LE RÊVE DANS LA CRÉATION LITTÉRAIRE
Les faisans de Gœthe
Gœthe, tout enfant déjà, était un grand rêveur. Même plus tard, lorsqu'il aimait à faire figure de réaliste, il racontait à ses amis le rêve symbolique des faisans qu'il eut à un tournant de sa vie et qu'il décrit dans son Voyage en Italie.
Pour en saisir la symbolique et mieux le comprendre, il faut savoir que Gœthe, à l'époque, avait trente-six ans et traversait une crise.
Il désirait fuir la monotone vie bourgeoise qu'il menait à Weimar et d'aller puiser en Italie un renouveau d'inspiration poétique.
Mais laissons-lui la parole:
« Je me trouvais dans un canot qui abordait une île verdoyante, célèbre pour ses admirables faisans. Je m'entendis avec les indigènes qui m'apportèrent quelques dépouilles de ces oiseaux splendides que mon rêve avait idéalisés.
Ils avaient de longues queues chatoyantes, pareilles à celles du paon ou de l'oiseau de paradis.
Les bêtes furent amoncelées dans le canot, les têtes à l'intérieur de l'embarcation. Leurs queues pendaient dans l'eau et scintillaient de mille feux sous les rayons du soleil.
Les oiseaux étaient si nombreux que les rameurs eurent peine à reprendre leur place. C'est ainsi que nous franchîmes les flots et regagnâmes la terre ferme.
Je me réjouissais déjà à l'idée de distribuer les splendides animaux en cadeau à mes amis. Finalement, je me retrouvai dans un vaste port où je me perdis entre les nombreux voiliers pour retrouver l'emplacement réservé à mon canot.»
Un an plus tard, au cours de son voyage en Italie, Gœthe se souvient de son beau rêve de 1785. Les beaux oiseaux entrevus en songe sont pour lui l'image de l'inspiration poétique qu'il était aller chercher en Italie.
Il écrit dans son journal: « Le rêve des faisans commence à se réaliser.
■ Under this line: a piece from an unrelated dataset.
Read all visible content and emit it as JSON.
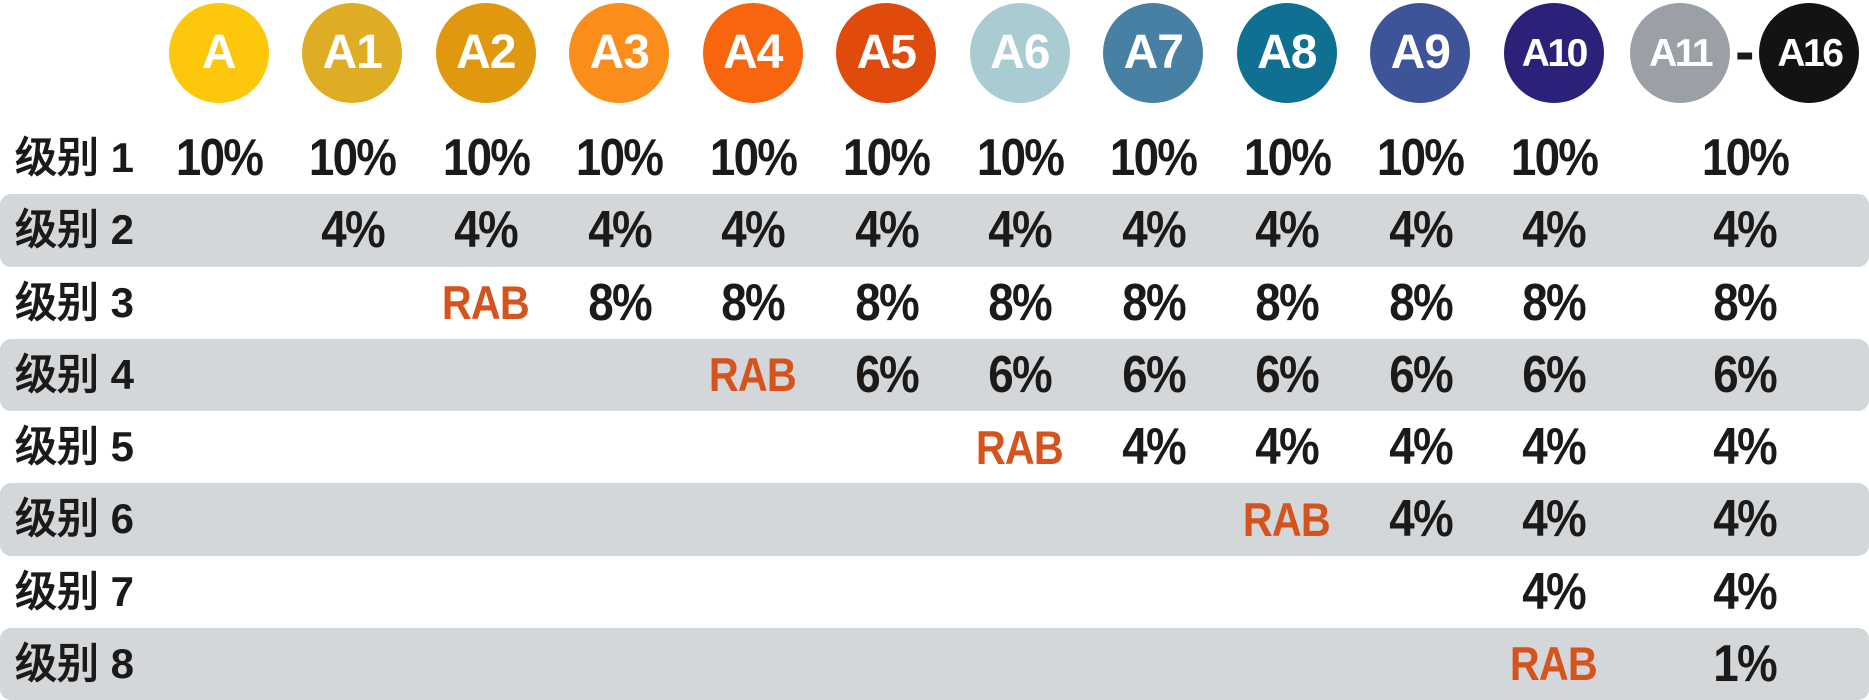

Mon inspiration renouvelée est comparable au plumage étincelant de ces oiseaux de rêve et j'en prévois le fécond développement. »
Avant d'arriver à Rome, il note: «Je ne souhaite plus rien que d'atterrir au port, dans mon canot plein de faisans, de retrouver mes amis bien portants et pleins de bonne volonté.»
Iphigénie, le Tasse et de nombreux ouvrages que Gœthe écrivit en Italie furent la «cargaison» du canot de faisans. Gœthe, si sensible à tous les secrets de la nature, avait compris le sens symbolique de son rêve. Il lui annonçait une abondante moisson d'impressions poétiques et un renouveau artistique qui se manifesta de 1786 à 1788. Ce fut un Gœthe rajeuni qui revint à Weimar.
Samuel Taylor Coleridge
(1772-1834)
Le poète anglais Samuel Taylor Coleridge raconte qu'un jour il s'endormit à sa table de travail pendant une heure et que plusieurs centaines de vers de son poème Koubla Khan lui apparurent distinctement en rêve.
A son réveil, il saisit une plume, de l'encre et du papier et entreprit la transcription des vers dont il se souvenait avec précision. Mais, au bout d'un quart d'heure il fut interrompu par un visiteur importun et, quand il retourna à son travail, il ne lui resta en mémoire que huit à dix vers épars.
"Tout le reste s'était évanoui comme les images à la surface d'une rivière où l'on a jeté une pierre."